One thing I can imagine, if your Gradle daemon (I don’t use it, so I don’t know if it can happen) tries to detect the hosts names assigned to the loopback interface and gets domain names that are not localhost, so it can’t handle it. Why, I don’t know.

6

HI there,

So sorry for the confusion I caused, I re-tested with the two lines removed, then with and without VPN, with NETWORK_HOST mode set on. The bug still happened.

So yes, as @meyay argued, it’s not related to the HOST file, albeit I will investigate how/why the network host-mode causing issue for Gradle.

7

I am not sure if you already wrote about which command is executed in which context:

  • PowerShell on the Windows host?
  • Terminal in a WSL2 distribution with enabled wsl integration in Docker Desktop?
  • Inside a container?

I assume you run the command flutter build in a PowerShell Terminal on the host.

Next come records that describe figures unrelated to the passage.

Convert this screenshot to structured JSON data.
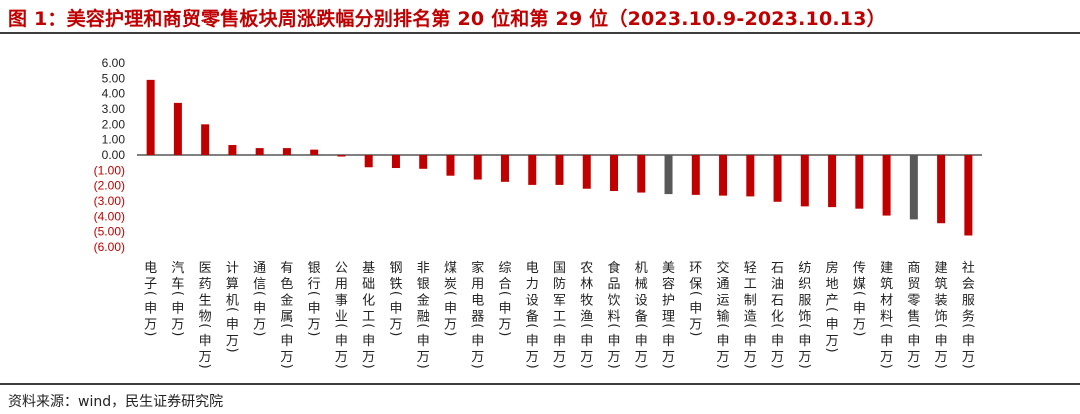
{
  "title": "图 1：美容护理和商贸零售板块周涨跌幅分别排名第 20 位和第 29 位（2023.10.9-2023.10.13）",
  "source": "资料来源：wind，民生证券研究院",
  "chart_data": {
    "type": "bar",
    "categories": [
      "电子(申万)",
      "汽车(申万)",
      "医药生物(申万)",
      "计算机(申万)",
      "通信(申万)",
      "有色金属(申万)",
      "银行(申万)",
      "公用事业(申万)",
      "基础化工(申万)",
      "钢铁(申万)",
      "非银金融(申万)",
      "煤炭(申万)",
      "家用电器(申万)",
      "综合(申万)",
      "电力设备(申万)",
      "国防军工(申万)",
      "农林牧渔(申万)",
      "食品饮料(申万)",
      "机械设备(申万)",
      "美容护理(申万)",
      "环保(申万)",
      "交通运输(申万)",
      "轻工制造(申万)",
      "石油石化(申万)",
      "纺织服饰(申万)",
      "房地产(申万)",
      "传媒(申万)",
      "建筑材料(申万)",
      "商贸零售(申万)",
      "建筑装饰(申万)",
      "社会服务(申万)"
    ],
    "values": [
      4.9,
      3.4,
      2.0,
      0.65,
      0.45,
      0.45,
      0.35,
      -0.1,
      -0.8,
      -0.85,
      -0.9,
      -1.35,
      -1.6,
      -1.75,
      -1.95,
      -1.95,
      -2.2,
      -2.35,
      -2.45,
      -2.55,
      -2.6,
      -2.65,
      -2.7,
      -3.05,
      -3.35,
      -3.4,
      -3.5,
      -3.95,
      -4.2,
      -4.45,
      -5.25
    ],
    "highlight": [
      "美容护理(申万)",
      "商贸零售(申万)"
    ],
    "ylim": [
      -6,
      6
    ],
    "yticks": [
      "6.00",
      "5.00",
      "4.00",
      "3.00",
      "2.00",
      "1.00",
      "0.00",
      "(1.00)",
      "(2.00)",
      "(3.00)",
      "(4.00)",
      "(5.00)",
      "(6.00)"
    ],
    "colors": {
      "bar": "#c00000",
      "highlight": "#595959",
      "negative_tick": "#c00000",
      "positive_tick": "#222222",
      "axis": "#000000"
    },
    "grid": false,
    "legend": "none"
  }
}
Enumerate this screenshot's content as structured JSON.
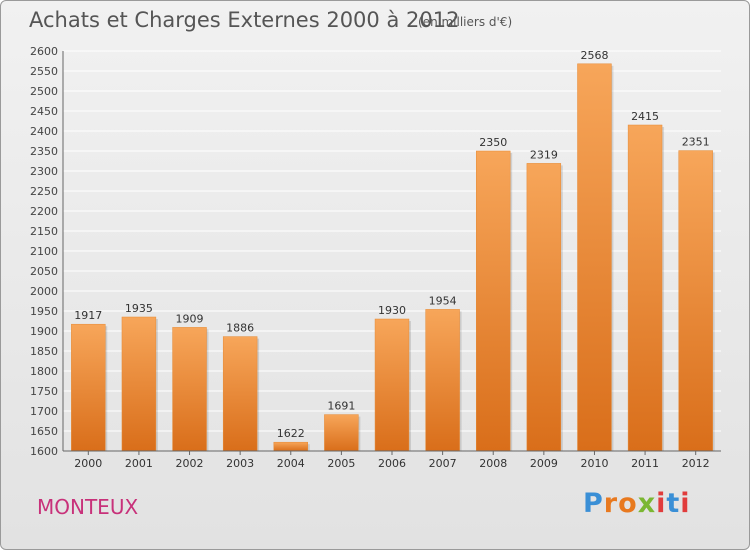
{
  "header": {
    "title": "Achats et Charges Externes 2000 à 2012",
    "unit": "(en milliers d'€)"
  },
  "footer": {
    "commune": "MONTEUX",
    "logo": "Proxiti"
  },
  "colors": {
    "bar_light": "#f7a65a",
    "bar_dark": "#d96e1a",
    "commune": "#c8317a",
    "gridline": "#ffffff"
  },
  "chart_data": {
    "type": "bar",
    "title": "Achats et Charges Externes 2000 à 2012",
    "xlabel": "",
    "ylabel": "",
    "categories": [
      "2000",
      "2001",
      "2002",
      "2003",
      "2004",
      "2005",
      "2006",
      "2007",
      "2008",
      "2009",
      "2010",
      "2011",
      "2012"
    ],
    "values": [
      1917,
      1935,
      1909,
      1886,
      1622,
      1691,
      1930,
      1954,
      2350,
      2319,
      2568,
      2415,
      2351
    ],
    "ylim": [
      1600,
      2600
    ],
    "ytick_step": 50,
    "grid": true
  }
}
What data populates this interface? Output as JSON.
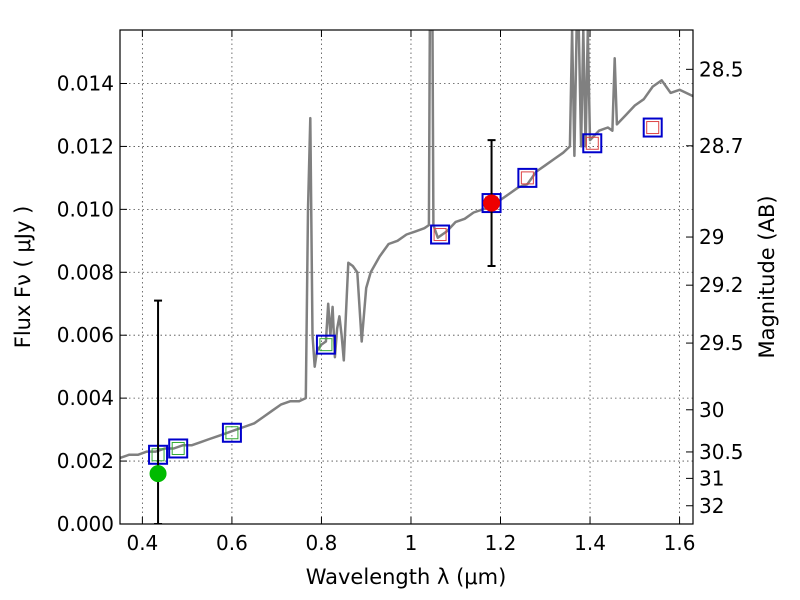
{
  "chart_data": {
    "type": "scatter",
    "title": "",
    "xlabel": "Wavelength  λ (μm)",
    "ylabel": "Flux  Fν  ( μJy )",
    "y2label": "Magnitude (AB)",
    "xlim": [
      0.35,
      1.63
    ],
    "ylim": [
      0.0,
      0.0157
    ],
    "grid": true,
    "legend": "none",
    "xticks": [
      {
        "v": 0.4,
        "label": "0.4"
      },
      {
        "v": 0.6,
        "label": "0.6"
      },
      {
        "v": 0.8,
        "label": "0.8"
      },
      {
        "v": 1.0,
        "label": "1"
      },
      {
        "v": 1.2,
        "label": "1.2"
      },
      {
        "v": 1.4,
        "label": "1.4"
      },
      {
        "v": 1.6,
        "label": "1.6"
      }
    ],
    "yticks": [
      {
        "v": 0.0,
        "label": "0.000"
      },
      {
        "v": 0.002,
        "label": "0.002"
      },
      {
        "v": 0.004,
        "label": "0.004"
      },
      {
        "v": 0.006,
        "label": "0.006"
      },
      {
        "v": 0.008,
        "label": "0.008"
      },
      {
        "v": 0.01,
        "label": "0.010"
      },
      {
        "v": 0.012,
        "label": "0.012"
      },
      {
        "v": 0.014,
        "label": "0.014"
      }
    ],
    "mag_ticks": [
      {
        "label": "28.5",
        "flux": 0.01445
      },
      {
        "label": "28.7",
        "flux": 0.01202
      },
      {
        "label": "29",
        "flux": 0.00912
      },
      {
        "label": "29.2",
        "flux": 0.00759
      },
      {
        "label": "29.5",
        "flux": 0.00575
      },
      {
        "label": "30",
        "flux": 0.00363
      },
      {
        "label": "30.5",
        "flux": 0.00229
      },
      {
        "label": "31",
        "flux": 0.00145
      },
      {
        "label": "32",
        "flux": 0.00058
      }
    ],
    "series": [
      {
        "kind": "line",
        "color": "#808080",
        "x": [
          0.35,
          0.37,
          0.39,
          0.41,
          0.43,
          0.45,
          0.47,
          0.49,
          0.51,
          0.53,
          0.55,
          0.57,
          0.59,
          0.61,
          0.63,
          0.65,
          0.67,
          0.69,
          0.71,
          0.73,
          0.75,
          0.765,
          0.77,
          0.775,
          0.78,
          0.785,
          0.79,
          0.8,
          0.81,
          0.815,
          0.82,
          0.825,
          0.83,
          0.835,
          0.84,
          0.845,
          0.85,
          0.86,
          0.87,
          0.88,
          0.89,
          0.9,
          0.91,
          0.93,
          0.95,
          0.97,
          0.99,
          1.01,
          1.03,
          1.04,
          1.042,
          1.048,
          1.05,
          1.055,
          1.06,
          1.08,
          1.1,
          1.12,
          1.14,
          1.16,
          1.18,
          1.2,
          1.22,
          1.24,
          1.26,
          1.28,
          1.3,
          1.32,
          1.34,
          1.355,
          1.36,
          1.365,
          1.37,
          1.375,
          1.38,
          1.385,
          1.39,
          1.395,
          1.4,
          1.42,
          1.44,
          1.45,
          1.455,
          1.46,
          1.48,
          1.5,
          1.52,
          1.54,
          1.56,
          1.58,
          1.6,
          1.63
        ],
        "y": [
          0.0021,
          0.0022,
          0.0022,
          0.0023,
          0.0023,
          0.0024,
          0.0024,
          0.0025,
          0.0025,
          0.0026,
          0.0027,
          0.0028,
          0.0029,
          0.003,
          0.0031,
          0.0032,
          0.0034,
          0.0036,
          0.0038,
          0.0039,
          0.0039,
          0.004,
          0.01,
          0.0129,
          0.006,
          0.005,
          0.0055,
          0.0057,
          0.0058,
          0.007,
          0.006,
          0.0069,
          0.0053,
          0.0062,
          0.0066,
          0.006,
          0.0052,
          0.0083,
          0.0082,
          0.008,
          0.0058,
          0.0075,
          0.008,
          0.0085,
          0.0089,
          0.009,
          0.0092,
          0.0093,
          0.0094,
          0.0095,
          0.0157,
          0.0157,
          0.0095,
          0.0093,
          0.0091,
          0.0093,
          0.0096,
          0.0097,
          0.0099,
          0.01,
          0.0101,
          0.0103,
          0.0105,
          0.0107,
          0.0108,
          0.0112,
          0.0114,
          0.0116,
          0.0118,
          0.012,
          0.0157,
          0.0117,
          0.0157,
          0.0157,
          0.012,
          0.0157,
          0.012,
          0.0157,
          0.0122,
          0.0125,
          0.0126,
          0.0125,
          0.0148,
          0.0127,
          0.013,
          0.0133,
          0.0135,
          0.0139,
          0.0141,
          0.0137,
          0.0138,
          0.0136
        ]
      },
      {
        "kind": "markers",
        "marker": "square-outline",
        "color": "#0000cc",
        "x": [
          0.435,
          0.48,
          0.6,
          0.81,
          1.065,
          1.18,
          1.26,
          1.405,
          1.54
        ],
        "y": [
          0.0022,
          0.0024,
          0.0029,
          0.0057,
          0.0092,
          0.0102,
          0.011,
          0.0121,
          0.0126
        ]
      },
      {
        "kind": "markers",
        "marker": "small-square",
        "color": "#33aa33",
        "x": [
          0.435,
          0.48,
          0.6,
          0.81
        ],
        "y": [
          0.0022,
          0.0024,
          0.0029,
          0.0057
        ]
      },
      {
        "kind": "markers",
        "marker": "small-square",
        "color": "#dd4444",
        "x": [
          1.065,
          1.18,
          1.26,
          1.405,
          1.54
        ],
        "y": [
          0.0092,
          0.0102,
          0.011,
          0.0121,
          0.0126
        ]
      },
      {
        "kind": "errorpoint",
        "color": "#00bb00",
        "x": 0.435,
        "y": 0.0016,
        "yerr_low": 0.0,
        "yerr_high": 0.0071
      },
      {
        "kind": "errorpoint",
        "color": "#ee0000",
        "x": 1.18,
        "y": 0.0102,
        "yerr_low": 0.0082,
        "yerr_high": 0.0122
      }
    ]
  }
}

The argument --network host only make sense, if the “host network driver” is enabled in Docker Desktop, see: Host network driver | Docker Docs.

8

Sorry for the confusion I made,

It is flutter build from the .workflow file, so it should run inside the docker container. From my understanding, the act-cli create a container, then run flutter build inside that docker container.

It’s my wrong to say that I disabled Docker’s host network mode by using flag (--network host ). In reality what I did is toggle off the Network Host mode in Docker Desktop, (in Setting → Resources → Network)

9

A single command without a precise context, isn’t what will help me to get a better understanding of the situation. Please share all relevant details that allow someone not being in your headspace to actually understand what you do, where you do it and how exactly you do it.

Regarding the host network driver: Is it safe to assume that you read the link and know how a container needs to be started to actually work with the host network driver of Docker Desktop?